I feared that spending the winter on a chairlift would surely cause me to lose fitness...now I have gained so much new strength through skiing that I am trailrunning again, something I haven't been able to build back after a back injury in Winter 2005. 

Similar to the personal journey and challenge I feel when climbing a tough peak or trekking long miles, skiing presented for me, a new opportunity to challenge myself -- physically and mentally. With every run, I wanted to get better. With every run, I coached myself to be more precise, more a part of the mountain and snow and air. Soon I couldn't stop myself. Every week I'd watch the weather and secretly plan a ski trip. I knew MichaelJ would be easy to convince.  

I skied the bunny slope, then the greens, then the blues, then the blacks, and now the easy glades. I went from easy mountains to hard mountains and back to easy mountains again--always seeking the best conditions, from packed powder to deep fresh ungroomed wonder-snow. From skied-off bare ice headwalls to granular pellets to mashed potato mush. It was always different. Always fun, as hard or as easy as I wanted it to be. 

To answer a question I was asked yesterday, "Yes, I do call myself a skier now"! 

<end random musing>


----------



## X-Linked (Mar 26, 2008)

I am always ready to hike.  But especially during this time of year which offers some of the best hiking available.  Violent rivers from all of the snow melt creates large waterfalls that sometimes are dried out int he summer.  But also, all of the plants and wildlife are at their best right now.  Baby animals, new parents in the wild, and all sorts of blooming flowers, fields and trees.  Hope everyone ejnjoys this weeks weather as much as I do.


----------



## MichaelJ (Apr 5, 2008)

Well, things are starting to fall into place. The first two big trips are planned, a traverse of the Devil's Path in the Catskills, and another traverse of the Great Range in the Adirondacks, both of which are over 8000' of ascent and over 18 miles. We also got our Baxter reservations for midsummer, right at Katahdin Stream campground, so with fingers crossed for good weather it will be a total peakbagging trip: the Brothers, Fort, Coe, Hamlin, and Baxter peak in two 12-mile days.

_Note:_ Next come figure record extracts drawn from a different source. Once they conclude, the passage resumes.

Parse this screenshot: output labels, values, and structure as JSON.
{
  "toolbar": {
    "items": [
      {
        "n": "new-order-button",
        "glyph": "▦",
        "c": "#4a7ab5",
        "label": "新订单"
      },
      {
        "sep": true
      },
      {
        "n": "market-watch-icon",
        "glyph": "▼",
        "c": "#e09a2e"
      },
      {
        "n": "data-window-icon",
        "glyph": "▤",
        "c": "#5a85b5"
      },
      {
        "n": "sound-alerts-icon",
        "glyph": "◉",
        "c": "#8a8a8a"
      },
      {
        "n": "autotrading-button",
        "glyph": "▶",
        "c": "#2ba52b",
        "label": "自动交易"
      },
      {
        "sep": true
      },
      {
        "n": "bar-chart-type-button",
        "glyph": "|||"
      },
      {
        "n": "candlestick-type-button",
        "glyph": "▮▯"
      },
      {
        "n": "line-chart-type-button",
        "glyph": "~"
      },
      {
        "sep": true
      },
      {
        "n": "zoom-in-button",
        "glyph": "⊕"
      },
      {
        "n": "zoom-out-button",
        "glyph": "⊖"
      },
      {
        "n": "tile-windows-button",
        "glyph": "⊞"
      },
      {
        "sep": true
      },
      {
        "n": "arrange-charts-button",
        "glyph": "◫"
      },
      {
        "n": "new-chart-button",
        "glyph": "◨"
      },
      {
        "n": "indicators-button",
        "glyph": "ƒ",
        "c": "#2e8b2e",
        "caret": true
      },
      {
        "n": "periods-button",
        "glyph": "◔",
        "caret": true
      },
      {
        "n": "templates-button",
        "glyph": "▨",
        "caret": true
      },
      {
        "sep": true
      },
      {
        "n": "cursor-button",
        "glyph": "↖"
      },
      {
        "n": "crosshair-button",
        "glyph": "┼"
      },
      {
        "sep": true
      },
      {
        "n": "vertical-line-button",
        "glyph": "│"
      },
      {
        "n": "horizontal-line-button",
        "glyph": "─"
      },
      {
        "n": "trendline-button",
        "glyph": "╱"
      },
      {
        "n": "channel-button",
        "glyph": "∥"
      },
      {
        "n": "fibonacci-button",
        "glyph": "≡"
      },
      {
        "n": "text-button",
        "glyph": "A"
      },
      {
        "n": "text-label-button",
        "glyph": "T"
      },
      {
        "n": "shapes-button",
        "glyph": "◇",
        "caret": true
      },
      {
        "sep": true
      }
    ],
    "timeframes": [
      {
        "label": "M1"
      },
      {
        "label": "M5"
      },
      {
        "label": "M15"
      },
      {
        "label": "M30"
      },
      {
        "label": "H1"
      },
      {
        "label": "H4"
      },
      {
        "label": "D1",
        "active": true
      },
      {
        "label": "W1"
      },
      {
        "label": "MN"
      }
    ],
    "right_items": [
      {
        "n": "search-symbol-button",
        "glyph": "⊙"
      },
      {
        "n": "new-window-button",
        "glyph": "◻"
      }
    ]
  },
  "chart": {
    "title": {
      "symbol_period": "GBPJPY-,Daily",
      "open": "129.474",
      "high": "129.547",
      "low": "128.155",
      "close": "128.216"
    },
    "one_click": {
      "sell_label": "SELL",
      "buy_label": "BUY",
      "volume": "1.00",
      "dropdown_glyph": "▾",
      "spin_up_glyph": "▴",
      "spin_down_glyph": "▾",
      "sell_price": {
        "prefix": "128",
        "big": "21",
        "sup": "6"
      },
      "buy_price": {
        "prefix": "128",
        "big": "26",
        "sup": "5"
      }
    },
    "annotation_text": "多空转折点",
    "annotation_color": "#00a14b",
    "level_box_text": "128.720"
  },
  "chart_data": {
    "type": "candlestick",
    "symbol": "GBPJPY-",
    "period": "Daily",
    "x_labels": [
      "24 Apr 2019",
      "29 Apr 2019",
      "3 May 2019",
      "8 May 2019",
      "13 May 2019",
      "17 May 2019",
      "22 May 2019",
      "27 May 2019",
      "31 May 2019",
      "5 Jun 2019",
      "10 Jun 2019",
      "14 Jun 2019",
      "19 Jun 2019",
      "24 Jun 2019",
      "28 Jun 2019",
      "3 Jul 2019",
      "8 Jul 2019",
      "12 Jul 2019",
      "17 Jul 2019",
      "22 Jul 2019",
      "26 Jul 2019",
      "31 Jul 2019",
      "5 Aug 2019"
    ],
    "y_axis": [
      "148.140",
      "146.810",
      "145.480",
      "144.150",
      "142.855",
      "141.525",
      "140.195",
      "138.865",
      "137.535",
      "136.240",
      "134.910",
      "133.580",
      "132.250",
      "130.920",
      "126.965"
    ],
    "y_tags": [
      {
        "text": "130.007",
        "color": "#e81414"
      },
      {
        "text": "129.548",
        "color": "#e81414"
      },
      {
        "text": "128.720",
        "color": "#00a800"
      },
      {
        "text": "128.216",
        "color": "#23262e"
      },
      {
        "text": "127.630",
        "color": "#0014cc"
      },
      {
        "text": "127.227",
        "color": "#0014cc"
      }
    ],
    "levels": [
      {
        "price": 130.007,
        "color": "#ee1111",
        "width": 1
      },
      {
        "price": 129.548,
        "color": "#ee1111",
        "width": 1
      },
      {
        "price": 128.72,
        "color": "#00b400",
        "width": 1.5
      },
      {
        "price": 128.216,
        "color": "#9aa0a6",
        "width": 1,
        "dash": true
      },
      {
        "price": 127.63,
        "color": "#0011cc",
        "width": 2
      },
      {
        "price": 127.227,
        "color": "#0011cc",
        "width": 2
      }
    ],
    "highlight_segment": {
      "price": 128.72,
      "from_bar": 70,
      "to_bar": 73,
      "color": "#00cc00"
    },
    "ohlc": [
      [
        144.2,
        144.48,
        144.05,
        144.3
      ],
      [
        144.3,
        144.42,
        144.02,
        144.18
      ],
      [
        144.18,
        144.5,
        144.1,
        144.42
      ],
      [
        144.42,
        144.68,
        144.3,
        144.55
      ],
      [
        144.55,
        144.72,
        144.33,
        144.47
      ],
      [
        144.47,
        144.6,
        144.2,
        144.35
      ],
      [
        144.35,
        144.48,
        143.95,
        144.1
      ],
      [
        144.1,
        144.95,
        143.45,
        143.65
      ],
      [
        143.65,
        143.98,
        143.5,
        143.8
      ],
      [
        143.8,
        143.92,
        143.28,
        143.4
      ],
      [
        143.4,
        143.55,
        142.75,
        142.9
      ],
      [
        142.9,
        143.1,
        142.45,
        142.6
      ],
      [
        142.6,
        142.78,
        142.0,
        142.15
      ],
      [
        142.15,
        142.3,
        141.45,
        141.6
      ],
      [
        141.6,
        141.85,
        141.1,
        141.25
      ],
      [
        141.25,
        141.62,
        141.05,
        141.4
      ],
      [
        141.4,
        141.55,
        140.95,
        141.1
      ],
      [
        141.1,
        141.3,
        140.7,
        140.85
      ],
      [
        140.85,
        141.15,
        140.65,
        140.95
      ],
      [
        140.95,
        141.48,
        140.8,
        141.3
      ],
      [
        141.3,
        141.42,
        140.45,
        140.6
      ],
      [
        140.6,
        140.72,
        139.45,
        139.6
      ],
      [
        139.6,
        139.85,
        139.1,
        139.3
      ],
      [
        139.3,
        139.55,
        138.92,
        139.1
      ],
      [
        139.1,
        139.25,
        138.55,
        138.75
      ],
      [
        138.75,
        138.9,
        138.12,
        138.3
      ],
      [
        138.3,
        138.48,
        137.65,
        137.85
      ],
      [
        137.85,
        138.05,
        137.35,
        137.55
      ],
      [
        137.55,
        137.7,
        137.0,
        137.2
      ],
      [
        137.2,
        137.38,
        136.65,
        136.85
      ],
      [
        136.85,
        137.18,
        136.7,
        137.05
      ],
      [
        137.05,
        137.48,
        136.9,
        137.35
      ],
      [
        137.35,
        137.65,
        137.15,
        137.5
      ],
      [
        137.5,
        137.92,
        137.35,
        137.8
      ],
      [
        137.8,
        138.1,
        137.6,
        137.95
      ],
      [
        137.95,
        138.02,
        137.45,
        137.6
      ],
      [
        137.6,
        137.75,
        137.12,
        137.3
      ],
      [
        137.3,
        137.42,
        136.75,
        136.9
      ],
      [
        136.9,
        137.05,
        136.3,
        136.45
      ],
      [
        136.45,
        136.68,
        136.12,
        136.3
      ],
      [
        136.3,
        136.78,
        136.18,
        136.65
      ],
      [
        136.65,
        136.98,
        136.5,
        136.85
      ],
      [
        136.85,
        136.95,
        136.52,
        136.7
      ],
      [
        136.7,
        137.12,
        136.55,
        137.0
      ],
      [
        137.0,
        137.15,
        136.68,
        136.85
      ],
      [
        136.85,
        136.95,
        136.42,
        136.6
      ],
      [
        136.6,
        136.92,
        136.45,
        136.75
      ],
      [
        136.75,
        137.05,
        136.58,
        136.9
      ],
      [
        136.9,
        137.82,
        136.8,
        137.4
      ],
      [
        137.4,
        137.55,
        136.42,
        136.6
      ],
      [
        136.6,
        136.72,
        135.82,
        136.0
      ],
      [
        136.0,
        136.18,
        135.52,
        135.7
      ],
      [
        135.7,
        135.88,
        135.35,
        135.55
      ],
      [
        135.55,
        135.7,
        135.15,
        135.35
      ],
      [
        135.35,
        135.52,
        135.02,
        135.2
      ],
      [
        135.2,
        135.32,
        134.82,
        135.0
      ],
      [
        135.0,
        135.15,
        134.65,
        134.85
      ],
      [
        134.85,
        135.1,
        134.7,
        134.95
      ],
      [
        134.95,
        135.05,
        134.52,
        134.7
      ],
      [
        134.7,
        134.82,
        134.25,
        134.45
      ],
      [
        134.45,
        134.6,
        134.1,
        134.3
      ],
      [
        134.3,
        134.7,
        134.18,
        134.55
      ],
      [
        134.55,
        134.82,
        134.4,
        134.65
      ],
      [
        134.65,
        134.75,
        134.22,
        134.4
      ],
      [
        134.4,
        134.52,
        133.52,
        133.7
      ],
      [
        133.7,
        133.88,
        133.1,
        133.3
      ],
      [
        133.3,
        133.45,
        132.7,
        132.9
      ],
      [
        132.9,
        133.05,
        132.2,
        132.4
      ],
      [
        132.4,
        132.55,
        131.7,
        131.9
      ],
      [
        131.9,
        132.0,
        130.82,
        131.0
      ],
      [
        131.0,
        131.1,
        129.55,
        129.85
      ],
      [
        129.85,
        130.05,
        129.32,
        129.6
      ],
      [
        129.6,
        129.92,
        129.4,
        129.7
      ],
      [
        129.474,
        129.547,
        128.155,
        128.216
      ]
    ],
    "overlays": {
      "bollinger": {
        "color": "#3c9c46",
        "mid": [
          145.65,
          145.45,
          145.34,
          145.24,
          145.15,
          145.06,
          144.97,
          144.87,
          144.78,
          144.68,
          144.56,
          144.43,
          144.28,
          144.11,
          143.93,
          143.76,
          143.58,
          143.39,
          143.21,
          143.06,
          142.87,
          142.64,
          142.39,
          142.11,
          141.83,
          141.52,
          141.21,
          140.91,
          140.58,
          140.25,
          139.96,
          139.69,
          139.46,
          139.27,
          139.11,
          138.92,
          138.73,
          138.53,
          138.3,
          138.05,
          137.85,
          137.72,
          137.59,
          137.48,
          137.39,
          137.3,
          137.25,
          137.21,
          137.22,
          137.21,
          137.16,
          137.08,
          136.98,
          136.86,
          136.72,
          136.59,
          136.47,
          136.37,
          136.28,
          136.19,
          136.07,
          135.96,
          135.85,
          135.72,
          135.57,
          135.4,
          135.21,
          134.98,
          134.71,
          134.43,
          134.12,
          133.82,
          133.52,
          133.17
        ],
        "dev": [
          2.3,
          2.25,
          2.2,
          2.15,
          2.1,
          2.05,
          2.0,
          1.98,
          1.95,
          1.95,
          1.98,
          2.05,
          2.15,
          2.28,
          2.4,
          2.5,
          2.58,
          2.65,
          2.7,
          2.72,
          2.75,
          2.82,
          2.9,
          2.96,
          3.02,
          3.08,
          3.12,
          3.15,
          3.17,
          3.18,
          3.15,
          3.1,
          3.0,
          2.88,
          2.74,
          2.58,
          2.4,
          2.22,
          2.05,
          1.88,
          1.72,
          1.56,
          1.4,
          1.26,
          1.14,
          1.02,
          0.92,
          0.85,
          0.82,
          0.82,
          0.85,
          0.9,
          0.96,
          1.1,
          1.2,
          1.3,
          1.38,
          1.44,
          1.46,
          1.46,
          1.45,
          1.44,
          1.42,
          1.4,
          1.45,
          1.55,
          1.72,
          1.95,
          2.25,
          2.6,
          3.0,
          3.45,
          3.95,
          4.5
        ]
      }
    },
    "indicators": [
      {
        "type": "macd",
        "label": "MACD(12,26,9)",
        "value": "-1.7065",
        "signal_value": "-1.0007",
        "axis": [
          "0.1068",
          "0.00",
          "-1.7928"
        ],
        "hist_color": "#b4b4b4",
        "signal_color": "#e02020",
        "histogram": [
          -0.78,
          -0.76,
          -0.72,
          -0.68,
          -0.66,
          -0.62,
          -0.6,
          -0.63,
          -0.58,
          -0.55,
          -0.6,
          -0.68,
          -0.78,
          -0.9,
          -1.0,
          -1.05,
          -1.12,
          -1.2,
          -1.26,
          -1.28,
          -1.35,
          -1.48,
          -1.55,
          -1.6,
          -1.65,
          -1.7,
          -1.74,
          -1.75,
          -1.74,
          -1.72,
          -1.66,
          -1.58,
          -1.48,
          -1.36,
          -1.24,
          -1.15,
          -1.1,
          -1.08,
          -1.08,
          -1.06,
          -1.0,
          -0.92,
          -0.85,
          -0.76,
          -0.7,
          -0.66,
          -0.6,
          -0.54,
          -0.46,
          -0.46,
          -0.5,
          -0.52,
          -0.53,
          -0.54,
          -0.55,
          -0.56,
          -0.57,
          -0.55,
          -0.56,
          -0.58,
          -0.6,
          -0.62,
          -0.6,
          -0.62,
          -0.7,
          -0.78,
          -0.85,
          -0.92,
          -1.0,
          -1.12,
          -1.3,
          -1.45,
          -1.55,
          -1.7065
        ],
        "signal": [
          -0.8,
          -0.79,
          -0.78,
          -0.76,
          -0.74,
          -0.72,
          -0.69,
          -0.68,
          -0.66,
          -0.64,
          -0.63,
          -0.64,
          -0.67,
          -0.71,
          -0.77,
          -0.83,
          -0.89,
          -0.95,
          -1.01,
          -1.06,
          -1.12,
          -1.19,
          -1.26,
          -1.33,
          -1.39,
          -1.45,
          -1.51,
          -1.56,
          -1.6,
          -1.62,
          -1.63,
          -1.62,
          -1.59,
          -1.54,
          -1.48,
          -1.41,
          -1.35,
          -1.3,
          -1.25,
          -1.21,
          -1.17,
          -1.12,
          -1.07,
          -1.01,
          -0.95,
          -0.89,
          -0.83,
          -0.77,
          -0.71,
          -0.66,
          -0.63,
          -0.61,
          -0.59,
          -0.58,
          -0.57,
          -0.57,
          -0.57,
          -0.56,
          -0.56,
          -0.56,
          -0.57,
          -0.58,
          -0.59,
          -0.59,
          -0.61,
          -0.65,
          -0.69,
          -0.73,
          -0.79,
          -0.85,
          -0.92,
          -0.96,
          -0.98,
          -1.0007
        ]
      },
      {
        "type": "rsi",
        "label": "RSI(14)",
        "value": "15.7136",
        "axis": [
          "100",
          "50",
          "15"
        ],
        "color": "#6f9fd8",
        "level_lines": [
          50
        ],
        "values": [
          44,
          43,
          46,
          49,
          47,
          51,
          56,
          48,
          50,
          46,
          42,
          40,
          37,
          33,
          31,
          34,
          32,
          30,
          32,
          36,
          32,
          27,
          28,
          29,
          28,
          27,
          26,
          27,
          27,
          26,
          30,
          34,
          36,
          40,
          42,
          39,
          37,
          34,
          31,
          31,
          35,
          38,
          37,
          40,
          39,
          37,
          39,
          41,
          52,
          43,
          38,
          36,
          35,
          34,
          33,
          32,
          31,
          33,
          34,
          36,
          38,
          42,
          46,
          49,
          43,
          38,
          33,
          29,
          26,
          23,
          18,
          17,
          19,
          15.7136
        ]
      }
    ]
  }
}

I'm skiing this Sunday, but I'm ready to start bicycling!


----------



## X-Linked (Apr 8, 2008)

Yeah-eeee-eahhh! the spring and it's weather are finally arriving.  We got a few last minute squalls of snow here int he poconos.  But today was close to 60 degree and tomorrow will be as well.  I have pretty much been getting out there 2 times a week so far but am trying to spend even more time out there.  I have to split my time with my bicycle which I try to ride everyday I can, but I will not usually ride 10-20 miles to a state park or good hiking spot.  This way I can do both in the same day.  Believe me, it is the ultimate leg workout.  The best way to keep them strong for ski season!


----------



## MichaelJ (Apr 9, 2008)

I was out on the bike with una_dogger in the woods near our place yesterday.
It was good.


----------



## X-Linked (Apr 11, 2008)

When it gets nice out.  I'd rather be on a bike than in a car any day of the week.


----------